Theatre: Miraculously taking a step back in time
Jesus Christ Superstar, Bord Gais Energy Theatre
Tim Rice and Andrew Lloyd Webber's Jesus Christ Superstar still feels prescient. In the early 1970s, its cutting edge was the risk of blasphemy. Now, its edginess lies in its comment on the cult of celebrity worship; and it is impossible to watch the 39 lashes scene without thinking of the plight of imprisoned Saudi Arabian blogger Raif Badawi, too ill after his first dose of lashes to sustain a second.
Glenn Carter as Christ starts out low key, working the gentle end of the Jesus spectrum. But he steadily builds his presence and easily carries the difficult emotional content of the second half, including the lashes scene and nailing to the cross.

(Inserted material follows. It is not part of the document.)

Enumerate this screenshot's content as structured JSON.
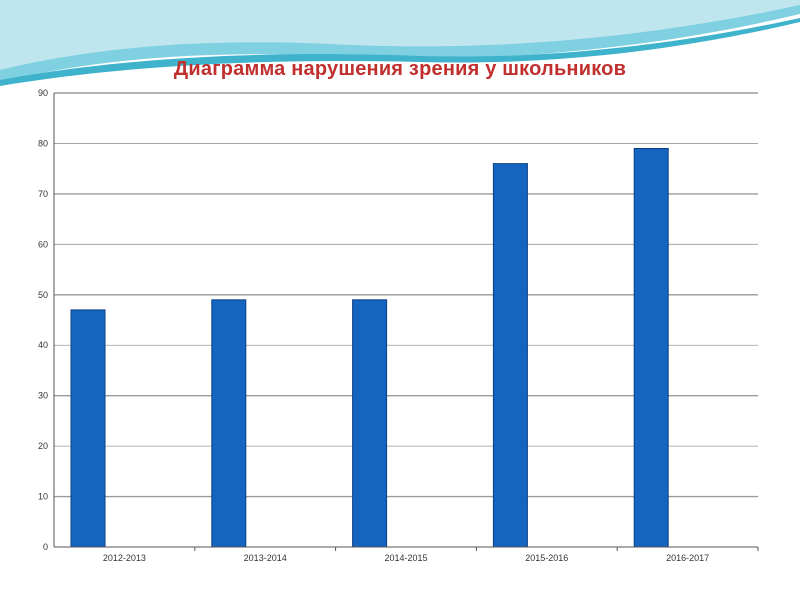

The violence isn't particularly aggressive, but is effectively brutalising, boosted by clever acoustics.
Tim Rogers' Judas is overly conflicted, and this makes him appear dramatically a little uncertain. Tom Gilling performs Herod's Song adorned with nipple tassels and blue eye shadow, and delivers a total crowd pleaser in a toga party.
The design is dominated by a giant crown of thorns, which hovers ominously over the action. Hippy Jesus followers give good buzz, reminding us of the show's 70s origins; the darker, kinkier numbers prove again that badness is always good on stage. The transformation of the crowd after the arrest of Jesus into a microphone-wielding press pack is a highlight.
But the stage belongs to Rachel Adedeji as Mary Magdalene, who has the best number I Don't Know How to Love Him. She is spellbinding, carefully managing to pull off complete sincerity with sung emotions. Adedeji is a product of the X Factor, a fine example of the entertainment industry eating its own tail.
Forty years after its first production, its music and its sentiment completely out of fashion, Jesus Christ Superstar remains a stirring evening. It's nothing short of a miracle.